Alors que la situation budgétaire de la France suscite de vives interrogations à l’approche de l’été, le ministère de l’Économie et des Finances a sollicité, selon nos informations, l’Inspection générale des finances (IGF) afin d’évaluer en profondeur les risques associés à une reconduction du budget actuel. Cette initiative intervient sur fond de tensions politiques et de contraintes économiques accrues, marquant une étape clé dans la préparation de la prochaine loi de finances.

Le gouvernement fait face à une équation délicate. D’un côté, le respect des engagements européens en matière de maîtrise de la dépense publique et de réduction du déficit s’impose. De l’autre, les marges de manœuvre se réduisent sur fond de croissance molle et d’incertitudes politiques. Dans ce contexte, la reconduction du budget, c’est-à-dire le maintien des enveloppes et des arbitrages de l’exercice en cours, pourrait apparaître tentante pour éviter l’adoption de mesures impopulaires ou la remise en cause de certains investissements.

Mais cette solution de facilité comporte des risques majeurs, que Bercy entend désormais faire lister et quantifier par ses hauts fonctionnaires. L’IGF doit rendre une analyse détaillée des conséquences, tant sur le plan financier que réglementaire ou administratif, d’une telle décision. Cette tâche s’annonce d’autant plus cruciale que plusieurs scénarios sont sur la table : reconduction stricte des crédits, ajustement partiel, ou encore gel provisoire de certaines dépenses dans l’attente de clarifications politiques ou économiques.

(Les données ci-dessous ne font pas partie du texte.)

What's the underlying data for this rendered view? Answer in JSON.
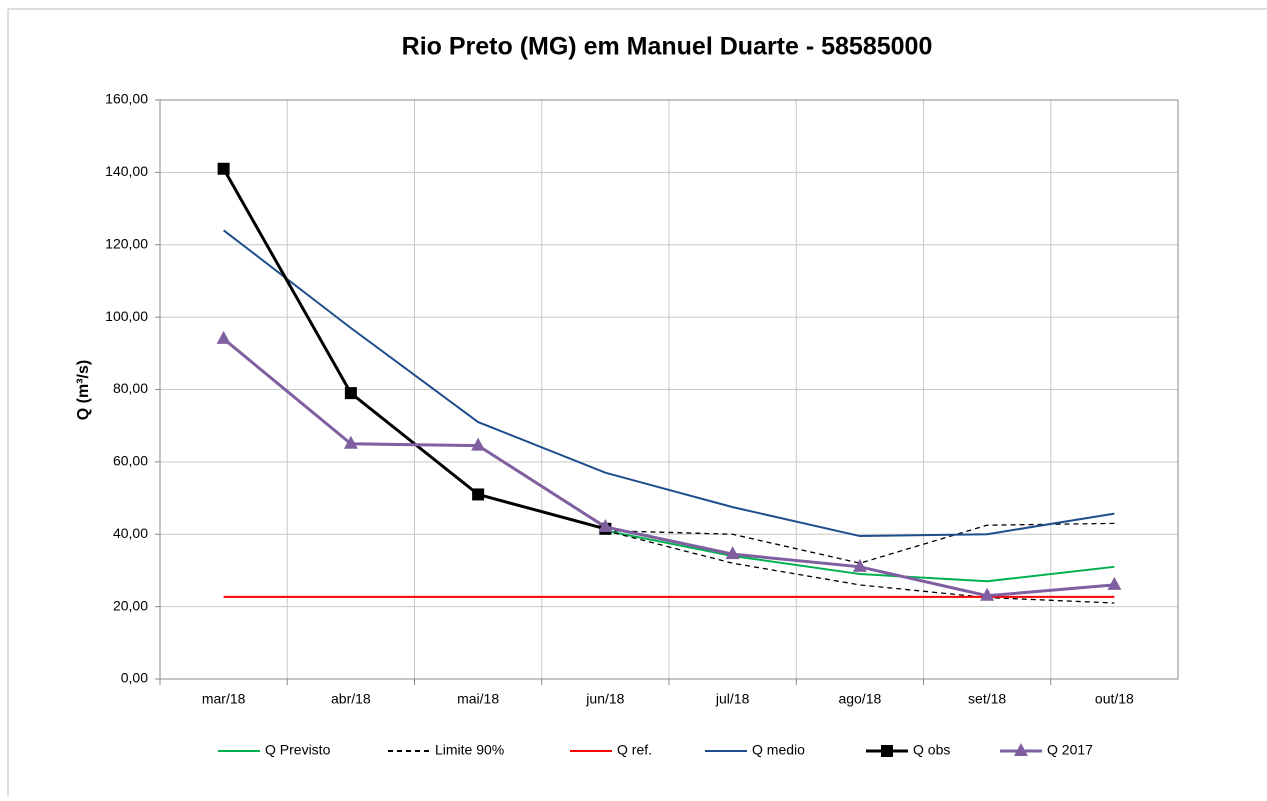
{
  "chart_data": {
    "type": "line",
    "title": "Rio Preto (MG) em Manuel Duarte - 58585000",
    "y_label": "Q (m³/s)",
    "categories": [
      "mar/18",
      "abr/18",
      "mai/18",
      "jun/18",
      "jul/18",
      "ago/18",
      "set/18",
      "out/18"
    ],
    "ylim": [
      0,
      160
    ],
    "yticks": [
      {
        "value": 0,
        "label": "0,00"
      },
      {
        "value": 20,
        "label": "20,00"
      },
      {
        "value": 40,
        "label": "40,00"
      },
      {
        "value": 60,
        "label": "60,00"
      },
      {
        "value": 80,
        "label": "80,00"
      },
      {
        "value": 100,
        "label": "100,00"
      },
      {
        "value": 120,
        "label": "120,00"
      },
      {
        "value": 140,
        "label": "140,00"
      },
      {
        "value": 160,
        "label": "160,00"
      }
    ],
    "grid": true,
    "legend": "bottom",
    "series": [
      {
        "name": "Q Previsto",
        "color": "#00b050",
        "values": [
          null,
          null,
          null,
          41,
          34,
          29,
          27,
          31
        ]
      },
      {
        "name": "Limite 90%",
        "color": "#000000",
        "dashed": true,
        "values": [
          null,
          null,
          null,
          41,
          40,
          32,
          42.5,
          43
        ],
        "lower_values": [
          null,
          null,
          null,
          41,
          32,
          26,
          22.5,
          21
        ]
      },
      {
        "name": "Q ref.",
        "color": "#ff0000",
        "values": [
          22.7,
          22.7,
          22.7,
          22.7,
          22.7,
          22.7,
          22.7,
          22.7
        ]
      },
      {
        "name": "Q medio",
        "color": "#1f4e8c",
        "values": [
          124,
          97,
          71,
          57,
          47.5,
          39.5,
          40,
          45.7
        ]
      },
      {
        "name": "Q obs",
        "color": "#000000",
        "marker": "square",
        "values": [
          141,
          79,
          51,
          41.5,
          null,
          null,
          null,
          null
        ]
      },
      {
        "name": "Q 2017",
        "color": "#7f5f9f",
        "marker": "triangle",
        "values": [
          94,
          65,
          64.5,
          42,
          34.5,
          31,
          23,
          26
        ]
      }
    ]
  }
}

Selon des sources proches du dossier, le ministère de l’Économie souhaite disposer d’un bilan chiffré des risques liés aux engagements déjà actés, en particulier s’agissant des dépenses sociales, des dotations aux collectivités et des investissements de l’État. Parmi les points d’attention figurent le financement du système de santé, les aides à la transition écologique, ou encore la gestion de la dette publique. Bercy craint que le maintien en l’état actuel des différents dispositifs n’aboutisse à une dérive incontrôlée des finances publiques, susceptible d’entraîner une sanction des marchés ou des institutions européennes.

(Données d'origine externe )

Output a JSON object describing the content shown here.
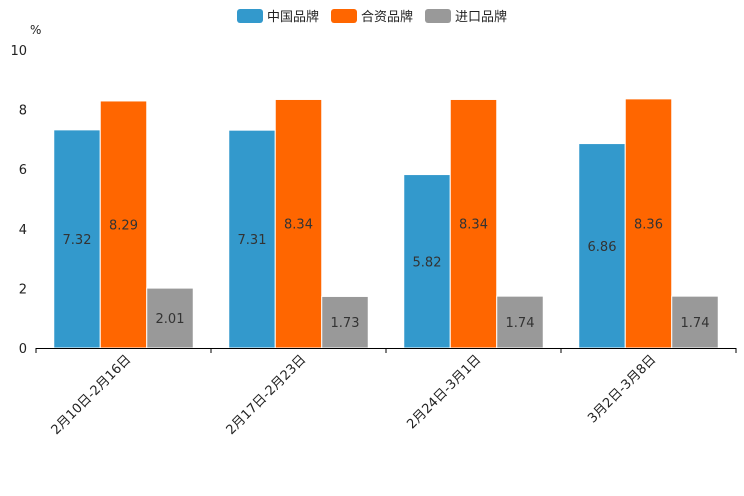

La démarche, inédite à ce stade du calendrier budgétaire, vise aussi à éclairer le débat public. En effet, dans l’hypothèse où le contexte politique rendrait difficile la préparation d’une nouvelle loi de finances ambitieuse, la tentation pourrait être forte de reconduire par défaut les textes en vigueur. Or, selon plusieurs experts, cette solution ne permettrait pas de répondre aux défis actuels, qu’il s’agisse de l’évolution des recettes fiscales, de la soutenabilité de la dépense ou de la capacité de l’État à assumer ses missions régaliennes.

Pour l’heure, l’Inspection générale des finances s’est vu confier un calendrier resserré. Ses conclusions sont attendues d’ici la rentrée, période à laquelle s’ouvriront les arbitrages entre Bercy, Matignon et l’Élysée. D’ici là, le ministère de l’Économie poursuit ses consultations avec l’ensemble des parties prenantes, espérant ainsi préparer une stratégie budgétaire crédible, tout en tenant compte du climat politique incertain qui prévaut à la veille de grandes échéances nationales et européennes.